The online dictionary Heinzelnisse was first build using PostgreSQL. It was an obvious choice: It was installed on the machine I intended to use, I knew SQL by then good enough, I had need for several tables and concurrent access. When Heinzelnisse started to have some users a year later, I recognized how bad the choice was: PostgreSQL6 was extremely slow on Solaris Sparc machines with 32bit installed. And the machine was already 5 years old, running at 166MHz (and 4GB) at that time. The installation was so old, that the administrator never managed to get mod-perl running there, at the end it took more than 10s to make a query - that was much to slow. Then I went back using BerkleyDB again. It was very well-integrated into Perl, and fast enough on the computer, queries were running at under 2s. Again a year or two later, I switched to the extremely cheap professional hoster, which cost about 1$/month. They had only MySQL installed and I had to switch again. I was never really happy with MySQL, since I had very often problems with the character-columns which behave quite strange in some cases, i.e. Tür = tür = tyr, but it was only some learning and using binary data instead of characters. The dictionary was running nicely, but I was thrown out from the cheap hosters, since my application was too CPU demanding - they were only limited by bandwidth and disk-space. Currently Heinzelnisse is hosted at a virtual machine hoster Tektonic. Even though I can now install whichever database I like, I still stick to MySQL-MyISAM since it is working with very few memory, but I don't think I would have MySQL if I haven't been limited by the cheap webhosters.

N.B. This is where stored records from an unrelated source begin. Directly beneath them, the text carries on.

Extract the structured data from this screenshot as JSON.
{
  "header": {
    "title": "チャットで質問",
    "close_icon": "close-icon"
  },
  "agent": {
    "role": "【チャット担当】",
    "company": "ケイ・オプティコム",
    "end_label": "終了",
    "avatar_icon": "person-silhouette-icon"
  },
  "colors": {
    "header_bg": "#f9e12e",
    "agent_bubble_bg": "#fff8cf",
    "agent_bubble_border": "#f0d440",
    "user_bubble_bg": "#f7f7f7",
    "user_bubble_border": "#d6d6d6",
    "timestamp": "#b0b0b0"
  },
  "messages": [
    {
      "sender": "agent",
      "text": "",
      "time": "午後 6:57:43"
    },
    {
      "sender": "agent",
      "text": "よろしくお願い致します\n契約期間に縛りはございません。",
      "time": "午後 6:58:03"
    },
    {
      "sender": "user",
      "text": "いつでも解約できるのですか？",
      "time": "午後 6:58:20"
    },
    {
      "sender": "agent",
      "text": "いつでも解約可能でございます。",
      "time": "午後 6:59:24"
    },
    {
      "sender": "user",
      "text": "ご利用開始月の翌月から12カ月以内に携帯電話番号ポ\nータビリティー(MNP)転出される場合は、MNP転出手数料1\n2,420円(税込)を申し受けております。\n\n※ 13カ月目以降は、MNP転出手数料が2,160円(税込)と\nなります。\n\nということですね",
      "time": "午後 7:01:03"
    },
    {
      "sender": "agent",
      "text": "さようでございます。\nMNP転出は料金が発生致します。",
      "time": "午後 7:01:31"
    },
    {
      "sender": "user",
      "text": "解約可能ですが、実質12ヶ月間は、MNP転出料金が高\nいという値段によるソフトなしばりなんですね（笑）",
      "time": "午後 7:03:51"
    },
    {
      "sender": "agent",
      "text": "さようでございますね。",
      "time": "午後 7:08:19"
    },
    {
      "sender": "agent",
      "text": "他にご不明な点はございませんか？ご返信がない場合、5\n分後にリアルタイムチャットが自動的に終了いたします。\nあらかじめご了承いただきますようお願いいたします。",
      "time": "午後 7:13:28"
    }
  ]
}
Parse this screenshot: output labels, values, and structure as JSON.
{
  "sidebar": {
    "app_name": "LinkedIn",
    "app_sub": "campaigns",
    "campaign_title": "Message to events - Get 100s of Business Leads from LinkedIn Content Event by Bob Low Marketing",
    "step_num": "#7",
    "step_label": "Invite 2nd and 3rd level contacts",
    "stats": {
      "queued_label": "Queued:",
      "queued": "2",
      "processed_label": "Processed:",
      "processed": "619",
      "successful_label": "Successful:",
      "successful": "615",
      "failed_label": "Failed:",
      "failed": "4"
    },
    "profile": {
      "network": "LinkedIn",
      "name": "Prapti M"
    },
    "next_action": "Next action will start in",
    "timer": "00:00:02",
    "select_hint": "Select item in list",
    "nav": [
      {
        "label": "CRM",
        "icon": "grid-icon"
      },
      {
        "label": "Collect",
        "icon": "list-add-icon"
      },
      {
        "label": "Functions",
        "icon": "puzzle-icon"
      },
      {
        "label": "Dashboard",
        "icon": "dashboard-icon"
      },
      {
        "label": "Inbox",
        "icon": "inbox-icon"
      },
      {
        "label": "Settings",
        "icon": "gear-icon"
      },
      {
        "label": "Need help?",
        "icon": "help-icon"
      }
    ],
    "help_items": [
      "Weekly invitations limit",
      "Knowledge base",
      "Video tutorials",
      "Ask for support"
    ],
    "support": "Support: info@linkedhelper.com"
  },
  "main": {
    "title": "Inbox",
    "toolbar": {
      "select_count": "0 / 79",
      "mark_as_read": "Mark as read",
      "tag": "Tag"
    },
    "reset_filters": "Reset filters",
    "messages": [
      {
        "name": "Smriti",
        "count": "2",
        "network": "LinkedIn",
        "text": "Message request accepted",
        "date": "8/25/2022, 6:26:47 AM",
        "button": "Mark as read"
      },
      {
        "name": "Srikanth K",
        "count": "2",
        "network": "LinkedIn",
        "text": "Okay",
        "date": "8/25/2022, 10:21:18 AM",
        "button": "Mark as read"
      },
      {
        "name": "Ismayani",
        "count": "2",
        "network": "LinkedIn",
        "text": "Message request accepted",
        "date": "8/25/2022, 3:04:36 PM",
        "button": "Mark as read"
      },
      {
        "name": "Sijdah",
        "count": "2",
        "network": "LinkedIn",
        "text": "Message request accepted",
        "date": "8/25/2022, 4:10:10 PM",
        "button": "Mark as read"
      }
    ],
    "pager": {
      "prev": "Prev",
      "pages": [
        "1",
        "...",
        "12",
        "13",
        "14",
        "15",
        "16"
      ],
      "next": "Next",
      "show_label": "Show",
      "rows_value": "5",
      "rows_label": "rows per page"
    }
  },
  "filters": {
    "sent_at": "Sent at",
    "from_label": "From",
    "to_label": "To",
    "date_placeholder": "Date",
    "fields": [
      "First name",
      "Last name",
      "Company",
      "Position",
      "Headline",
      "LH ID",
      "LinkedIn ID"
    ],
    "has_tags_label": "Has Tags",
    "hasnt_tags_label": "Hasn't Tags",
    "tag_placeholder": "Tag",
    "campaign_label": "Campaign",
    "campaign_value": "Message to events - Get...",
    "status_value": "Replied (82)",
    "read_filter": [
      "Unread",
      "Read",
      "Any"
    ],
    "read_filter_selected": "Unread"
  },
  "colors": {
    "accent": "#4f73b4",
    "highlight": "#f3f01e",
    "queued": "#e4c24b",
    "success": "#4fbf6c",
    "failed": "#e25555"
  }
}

Another application I was heavily involved in is Webdab, the European air-emission database. This database started with Sybase, and switched later to Oracle7. When we had to make it available on the Internet in 2002, we knew that the license-costs would be to much for our budget and we had to find an alternative. We found one in PostgreSQL and never regretted that decision, though we had to figure out some performance problems in the beginning.

So, choosing the right database is not simple. There are in my opinion often more non-technical reasons to select the right database than the technical ones. Maybe the most important thing to remember is to embed the database into the application in such a way, that it is possible to switch to another database at a later stage.